Je suis de plus en plus convaincu que l’expression les natifs du numérique est une hérésie et si l’expression peut être opportune, c’est essentiellement de manière négative. Finalement, les naïfs du numérique sont bien plus nombreux que les natifs.
J’en tiens à nouveau pour preuve mes étudiants de deuxième année en IUT à Lyon qui suivent pourtant une formation en documentation.
La plupart ne sont pas du tout au fait des technologies liées au web 2.0, netvibes étant à peine connu.
De plus, il serait tentant d’imaginer qu’en la matière, ils disposent de qualité d’adaptation. Mais non, l’usage de netvibes n’est pas du tout instantané.
Peu connaissent également twitter, un seul usager sur 23 élèves mais le plus notable est encore cette méconnaissance historique.
Mes étudiants sont nés en même temps que la création du Web. Cependant, aucun n’est capable de situer historiquement la création de l’Internet et la mise en place du web.
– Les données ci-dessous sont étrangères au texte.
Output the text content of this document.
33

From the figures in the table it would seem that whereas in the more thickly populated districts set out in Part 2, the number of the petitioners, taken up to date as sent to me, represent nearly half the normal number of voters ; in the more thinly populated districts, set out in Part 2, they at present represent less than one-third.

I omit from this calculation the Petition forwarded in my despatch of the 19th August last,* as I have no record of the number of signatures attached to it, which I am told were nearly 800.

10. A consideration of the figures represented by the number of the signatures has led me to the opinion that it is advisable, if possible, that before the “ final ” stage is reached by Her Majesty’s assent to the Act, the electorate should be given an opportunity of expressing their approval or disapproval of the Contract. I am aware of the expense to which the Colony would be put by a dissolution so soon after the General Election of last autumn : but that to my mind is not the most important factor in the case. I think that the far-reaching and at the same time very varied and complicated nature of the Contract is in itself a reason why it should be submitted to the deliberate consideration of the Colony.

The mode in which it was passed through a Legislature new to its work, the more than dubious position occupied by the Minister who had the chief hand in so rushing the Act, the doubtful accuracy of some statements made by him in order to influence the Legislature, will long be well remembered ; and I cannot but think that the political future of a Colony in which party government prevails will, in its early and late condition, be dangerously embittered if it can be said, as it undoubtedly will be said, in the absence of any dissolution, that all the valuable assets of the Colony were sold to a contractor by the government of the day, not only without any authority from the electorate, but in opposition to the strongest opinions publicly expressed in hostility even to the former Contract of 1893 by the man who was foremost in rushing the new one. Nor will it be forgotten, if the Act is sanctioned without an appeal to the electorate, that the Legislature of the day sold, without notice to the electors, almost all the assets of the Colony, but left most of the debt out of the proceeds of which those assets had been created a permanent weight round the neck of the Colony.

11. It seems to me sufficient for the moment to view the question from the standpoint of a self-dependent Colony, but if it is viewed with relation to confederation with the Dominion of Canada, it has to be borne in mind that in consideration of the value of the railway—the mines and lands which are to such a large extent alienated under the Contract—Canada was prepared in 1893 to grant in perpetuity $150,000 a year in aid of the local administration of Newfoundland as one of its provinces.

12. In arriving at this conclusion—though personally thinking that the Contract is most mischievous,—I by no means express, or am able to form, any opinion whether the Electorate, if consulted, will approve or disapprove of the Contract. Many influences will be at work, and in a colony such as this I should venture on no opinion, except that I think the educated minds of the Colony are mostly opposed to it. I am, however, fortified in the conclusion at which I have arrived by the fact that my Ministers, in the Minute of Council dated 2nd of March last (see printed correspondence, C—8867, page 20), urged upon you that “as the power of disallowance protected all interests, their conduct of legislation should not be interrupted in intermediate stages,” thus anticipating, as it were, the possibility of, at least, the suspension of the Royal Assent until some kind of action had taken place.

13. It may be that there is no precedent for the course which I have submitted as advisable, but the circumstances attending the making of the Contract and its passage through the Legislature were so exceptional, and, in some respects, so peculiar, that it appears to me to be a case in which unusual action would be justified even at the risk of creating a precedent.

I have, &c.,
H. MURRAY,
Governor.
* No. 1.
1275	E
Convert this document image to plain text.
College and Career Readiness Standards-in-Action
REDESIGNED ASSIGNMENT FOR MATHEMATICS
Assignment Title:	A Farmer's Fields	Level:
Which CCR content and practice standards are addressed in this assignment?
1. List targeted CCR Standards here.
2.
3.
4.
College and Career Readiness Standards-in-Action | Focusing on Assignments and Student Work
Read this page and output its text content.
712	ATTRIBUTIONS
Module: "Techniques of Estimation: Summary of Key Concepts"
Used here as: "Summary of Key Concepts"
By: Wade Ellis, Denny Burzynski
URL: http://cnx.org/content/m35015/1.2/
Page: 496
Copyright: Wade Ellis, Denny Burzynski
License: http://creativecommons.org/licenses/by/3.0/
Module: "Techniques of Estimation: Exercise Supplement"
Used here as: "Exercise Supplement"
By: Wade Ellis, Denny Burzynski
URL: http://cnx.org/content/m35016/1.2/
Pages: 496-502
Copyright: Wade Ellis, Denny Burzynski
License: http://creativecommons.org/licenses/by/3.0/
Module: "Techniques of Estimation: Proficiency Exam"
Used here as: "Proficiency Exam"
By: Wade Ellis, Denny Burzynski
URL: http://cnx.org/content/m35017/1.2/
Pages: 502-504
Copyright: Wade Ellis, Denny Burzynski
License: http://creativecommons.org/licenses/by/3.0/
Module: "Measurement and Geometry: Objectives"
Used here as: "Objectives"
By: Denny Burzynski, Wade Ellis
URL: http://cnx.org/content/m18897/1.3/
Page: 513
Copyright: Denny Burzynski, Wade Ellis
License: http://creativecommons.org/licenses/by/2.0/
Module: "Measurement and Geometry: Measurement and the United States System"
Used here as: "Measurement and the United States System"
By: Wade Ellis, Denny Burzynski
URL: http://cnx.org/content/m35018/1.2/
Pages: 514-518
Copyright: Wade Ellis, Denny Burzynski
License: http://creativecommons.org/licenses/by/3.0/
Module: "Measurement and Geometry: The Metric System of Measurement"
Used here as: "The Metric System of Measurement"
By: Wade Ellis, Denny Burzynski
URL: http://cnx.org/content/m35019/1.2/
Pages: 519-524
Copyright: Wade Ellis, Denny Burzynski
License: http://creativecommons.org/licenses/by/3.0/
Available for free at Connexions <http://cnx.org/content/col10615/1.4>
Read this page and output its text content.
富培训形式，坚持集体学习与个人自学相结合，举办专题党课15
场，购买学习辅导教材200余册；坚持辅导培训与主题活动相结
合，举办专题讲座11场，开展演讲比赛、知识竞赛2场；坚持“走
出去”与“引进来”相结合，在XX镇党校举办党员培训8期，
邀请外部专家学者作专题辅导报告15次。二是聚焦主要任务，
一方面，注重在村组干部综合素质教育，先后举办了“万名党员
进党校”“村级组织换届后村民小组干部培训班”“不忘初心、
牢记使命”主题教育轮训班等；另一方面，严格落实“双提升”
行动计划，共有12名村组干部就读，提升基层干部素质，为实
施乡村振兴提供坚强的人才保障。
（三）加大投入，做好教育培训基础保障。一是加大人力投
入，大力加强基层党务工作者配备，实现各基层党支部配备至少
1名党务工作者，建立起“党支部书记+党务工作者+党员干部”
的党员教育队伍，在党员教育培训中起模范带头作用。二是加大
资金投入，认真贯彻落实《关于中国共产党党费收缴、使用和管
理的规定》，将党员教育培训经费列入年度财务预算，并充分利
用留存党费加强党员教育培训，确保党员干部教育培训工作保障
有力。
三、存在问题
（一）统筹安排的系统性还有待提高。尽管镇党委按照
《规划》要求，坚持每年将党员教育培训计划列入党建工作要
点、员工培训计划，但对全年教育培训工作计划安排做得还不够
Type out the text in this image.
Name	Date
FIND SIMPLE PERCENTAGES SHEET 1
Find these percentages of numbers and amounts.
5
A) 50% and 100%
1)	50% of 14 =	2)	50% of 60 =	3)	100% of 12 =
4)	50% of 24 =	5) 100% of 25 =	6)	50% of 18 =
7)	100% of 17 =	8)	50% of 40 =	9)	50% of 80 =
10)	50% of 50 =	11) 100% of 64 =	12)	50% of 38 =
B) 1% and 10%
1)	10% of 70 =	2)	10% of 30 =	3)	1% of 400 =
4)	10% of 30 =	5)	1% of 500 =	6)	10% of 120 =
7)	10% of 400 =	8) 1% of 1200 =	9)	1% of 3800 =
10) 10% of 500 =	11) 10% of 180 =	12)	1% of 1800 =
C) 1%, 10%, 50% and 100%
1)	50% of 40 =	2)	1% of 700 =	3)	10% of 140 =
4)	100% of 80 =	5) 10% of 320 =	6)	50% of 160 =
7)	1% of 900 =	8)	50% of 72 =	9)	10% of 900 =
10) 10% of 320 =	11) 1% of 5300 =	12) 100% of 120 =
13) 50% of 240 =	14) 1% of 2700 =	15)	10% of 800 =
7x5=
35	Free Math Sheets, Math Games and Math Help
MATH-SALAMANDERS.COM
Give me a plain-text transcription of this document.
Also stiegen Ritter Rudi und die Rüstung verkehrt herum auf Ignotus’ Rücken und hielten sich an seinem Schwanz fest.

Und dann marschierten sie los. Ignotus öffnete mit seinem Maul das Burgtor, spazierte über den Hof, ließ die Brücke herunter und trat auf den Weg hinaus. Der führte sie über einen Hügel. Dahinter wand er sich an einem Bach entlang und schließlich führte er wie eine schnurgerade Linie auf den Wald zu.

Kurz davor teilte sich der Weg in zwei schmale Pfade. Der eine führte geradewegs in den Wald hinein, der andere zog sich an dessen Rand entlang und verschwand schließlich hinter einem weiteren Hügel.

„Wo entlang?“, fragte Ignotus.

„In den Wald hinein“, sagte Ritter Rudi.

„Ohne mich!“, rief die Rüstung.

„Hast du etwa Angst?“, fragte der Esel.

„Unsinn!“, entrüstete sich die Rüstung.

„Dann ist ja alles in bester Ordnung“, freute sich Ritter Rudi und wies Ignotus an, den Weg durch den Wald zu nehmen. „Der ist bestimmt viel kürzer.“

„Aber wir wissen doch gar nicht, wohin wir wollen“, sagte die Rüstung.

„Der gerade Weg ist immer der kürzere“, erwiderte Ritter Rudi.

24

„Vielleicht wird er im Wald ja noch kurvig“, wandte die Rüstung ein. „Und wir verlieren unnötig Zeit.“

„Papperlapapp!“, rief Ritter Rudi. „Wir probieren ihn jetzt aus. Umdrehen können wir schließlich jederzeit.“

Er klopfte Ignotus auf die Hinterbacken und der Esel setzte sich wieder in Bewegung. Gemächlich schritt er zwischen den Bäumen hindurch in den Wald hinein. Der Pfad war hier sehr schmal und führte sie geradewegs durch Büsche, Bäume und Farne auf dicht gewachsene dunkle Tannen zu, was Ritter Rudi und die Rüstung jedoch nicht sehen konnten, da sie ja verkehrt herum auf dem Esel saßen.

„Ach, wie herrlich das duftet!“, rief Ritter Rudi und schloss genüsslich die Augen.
Ils admettent d’ailleurs que l’expression de digital natives est ridicule et qu’elle ne leur correspond guère. Ils s’interrogent également sur l’expression « génération Y ».
Tout cela démontre que nos naïfs du numérique présentent un fort besoin de formation y compris dans les usages du numérique.
Je dois avouer que je ne suis guère surpris, ayant pu cotoyer ces générations quand j’étais au collège.
Je note que cela démontre amplement l’échec des politiques administratives de style B2I et probablement la nouvelle illusion des politiques de certification à la chaine C2I.
La culture de l’information et la culture technique sont très loin d’être acquises. La culture de l’information s’acquiert et se réalise via la formation. Je ne partage donc pas l’idée d’une culture de l’information quasi native ou symbiotique comme nous pouvons le voir dans cet article. Nous ne vivons pas dans une culture de l’information mais plutôt dans un environnement de données diverses qui ne se transforment pas en connaissances nécessairement et qui sont autant déformantes que formantes.